Re: 69,000 (69K) Unconfirmed Transactions! ….WTF…???

I did not say that it is equal to a 51% attack in all ways. Whilst what you say is true, a 51% fork is also an attack. Anything which causes a blockchain split, especially one that is this severe, should be seen and treated as an attack.

I really don’t see why a hard fork is an attack.  It is a divergence in the protocols.  With a hard fork, untenable tensions of disagreement, which don’t allow a consensus of second order (that is, a *protocol consensus*, not a block chain consensus within a given protocol), are relieved.  

I think you should reconsider your stance on this. This is a really vague definition of consensus. On the other side, I’ve seen people who claim that even if 99% of the network agrees on new rules in a hard fork, that it would still be an altcoin (which is an extremist and absurd stance).

Consensus is not a pre-defined term, it is a dynamically emerging phenomenon.   Like the term “melting”.  Melting happens, when a physical solid, which gets its solidity from the molecular interactions that “keep molecules on average in place”, transitions to a liquid, where the same forces are not able any more to keep them in place, but can still keep them “at short range”.  Evaporation occurs when these forces are even not able any more to keep them in place.

As such, “melting” and “evaporating” are emergent properties of the fact that there are inter-molecular forces, and that there are thermal movements.  There’s no point in defining abstractly what you would consider “melting”.  It is a phenomenon that occurs, and you give it a name.  The dynamical model of the physics behind it EXPLAINS the phenomenon.  But inventing a name for another phenomenon that doesn’t happen, is meaningless.

As such, “consensus” is the name one gives to the fact that in a trustless, distributed system, the initially set out rules remain valid, and the recorded history is not modified.  But up to what point ?   What is the *dynamical model* that is supposed to EXPLAIN this consensus phenomenon ?

The dynamical model is that there are sufficiently diverse and numerous actors in the system, each of which *would like to modify the rules to suit his wishes and advantages* that they cannot come to an agreement over WHAT changes should apply.  As such, the ONLY thing they can agree on, is to keep the rules as they are, to keep the history as it is.  This was the original motivation to even launch a trustless, distributed system that would nevertheless impose the respect of its rules (which is necessary to induce a monetary belief system in the first place: if the rules can change every day, nobody is going to believe in the monetary value).  So “consensus” is the name of this phenomenon.  It cannot be defined more accurately than the knowledge we have of the phenomenon, and there’s no use in defining it otherwise, because any *other* definition is naming a non-existent phenomenon.  Like you better define “melting” as what really happens when a solid melts.

Given the initial model of consensus, which seems to describe quite accurately what it has done until now, I *presume* that it will act similarly on the block size.
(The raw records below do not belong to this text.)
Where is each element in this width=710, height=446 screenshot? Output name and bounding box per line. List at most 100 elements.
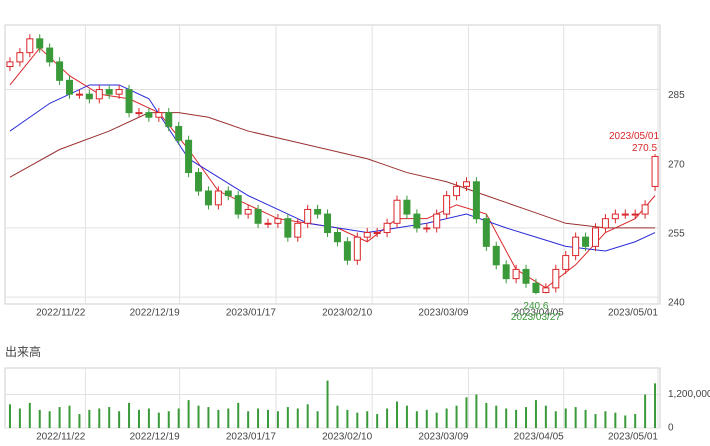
volume-bar — [445, 408, 448, 428]
volume-bar — [137, 409, 140, 428]
volume-bar — [594, 414, 597, 428]
volume-bar — [227, 408, 230, 428]
volume-bar — [237, 402, 240, 428]
candle-body — [46, 47, 54, 63]
candle-body — [324, 213, 332, 234]
candle-body — [66, 79, 74, 95]
candle-body — [363, 232, 371, 238]
volume-bar — [247, 411, 250, 428]
volume-bar — [38, 409, 41, 428]
candle-body — [254, 208, 262, 224]
x-tick-label: 2023/03/09 — [418, 308, 468, 319]
volume-bar — [88, 409, 91, 428]
candle-body — [542, 287, 550, 293]
volume-bar — [644, 394, 647, 428]
candle-body — [105, 89, 113, 95]
candle-body — [383, 222, 391, 234]
volume-bar — [257, 408, 260, 428]
candle-body — [641, 204, 649, 215]
candle-body — [502, 264, 510, 280]
candle-body — [145, 112, 153, 118]
volume-bar — [435, 412, 438, 428]
candle-body — [165, 112, 173, 127]
candle-body — [56, 61, 64, 81]
candle-body — [582, 236, 590, 247]
y-tick-label: 0 — [668, 423, 674, 434]
y-tick-label: 270 — [668, 159, 685, 170]
volume-bar — [286, 407, 289, 428]
candle-body — [274, 218, 282, 224]
volume-bar — [326, 380, 329, 428]
price-frame — [4, 24, 661, 305]
volume-bar — [157, 412, 160, 428]
candle-body — [611, 213, 619, 220]
volume-bar — [564, 408, 567, 428]
volume-bar — [118, 411, 121, 428]
volume-bar — [525, 407, 528, 428]
candle-body — [373, 232, 381, 235]
candle-body — [125, 89, 133, 114]
volume-bar — [356, 412, 359, 428]
volume-bar — [534, 400, 537, 428]
candle-body — [651, 155, 659, 187]
volume-bar — [346, 409, 349, 428]
volume-bar — [405, 405, 408, 428]
candle-body — [443, 195, 451, 215]
candle-body — [562, 255, 570, 270]
volume-bar — [465, 397, 468, 428]
volume-bar — [296, 408, 299, 428]
volume-bar — [515, 409, 518, 428]
candle-body — [462, 181, 470, 187]
candle-body — [353, 236, 361, 261]
candle-body — [26, 38, 34, 54]
volume-bar — [128, 402, 131, 428]
candle-body — [36, 38, 44, 49]
volume-bar — [475, 394, 478, 428]
volume-bar — [495, 405, 498, 428]
volume-bar — [48, 411, 51, 428]
x-tick-label: 2022/11/22 — [36, 308, 86, 319]
volume-bar — [485, 402, 488, 428]
candle-body — [522, 268, 530, 284]
volume-bar — [266, 409, 269, 428]
volume-bar — [108, 407, 111, 428]
candle-body — [333, 232, 341, 243]
volume-bar — [276, 411, 279, 428]
x-tick-label: 2023/01/17 — [226, 308, 276, 319]
volume-bar — [366, 411, 369, 428]
candle-body — [304, 208, 312, 224]
volume-bar — [425, 409, 428, 428]
x-tick-label: 2023/05/01 — [608, 308, 658, 319]
volume-bar — [197, 405, 200, 428]
candle-body — [413, 213, 421, 229]
candle-body — [264, 222, 272, 225]
volume-bar — [624, 415, 627, 428]
candle-body — [472, 181, 480, 220]
candle-body — [16, 52, 24, 63]
moving-average — [9, 84, 656, 252]
candle-body — [234, 195, 242, 215]
candle-body — [343, 241, 351, 261]
x-tick-label: 2023/01/17 — [226, 432, 276, 443]
candle-body — [482, 218, 490, 247]
volume-frame — [4, 367, 661, 429]
candle-body — [492, 245, 500, 266]
candle-body — [244, 208, 252, 215]
moving-average — [9, 47, 656, 289]
x-tick-label: 2023/02/10 — [322, 432, 372, 443]
volume-bar — [207, 407, 210, 428]
volume-bar — [217, 409, 220, 428]
x-tick-label: 2023/04/05 — [514, 432, 564, 443]
volume-bar — [654, 383, 657, 428]
volume-bar — [415, 411, 418, 428]
volume-bar — [18, 408, 21, 428]
x-tick-label: 2022/12/19 — [130, 432, 180, 443]
volume-bar — [634, 414, 637, 428]
volume-bar — [306, 404, 309, 428]
candle-body — [284, 218, 292, 238]
x-tick-label: 2023/02/10 — [322, 308, 372, 319]
volume-bar — [554, 411, 557, 428]
high-value-label: 270.5 — [632, 143, 657, 154]
x-tick-label: 2023/05/01 — [608, 432, 658, 443]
The market cap splits according to how “people vote with their money”.  No-one actually loses money, because you are double coin holder at the fork.   And now, two coins exist, with different protocols, each according to their communities.  

Depends on how you view the importance of the economy. Do you prioritize, i.e. value more a large capitalist or do you value a higher quantity of economically involved people? For example, Roger Ver probably has as much bitcoin as several thousands other users.

There is no “preference” to have.  The dynamics is what it will be.  Your question is like “do you prefer a high or a low oil market price ?”.  There will be an oil market price, emerging from offer and demand.  There’s not to be decided “what it should be”.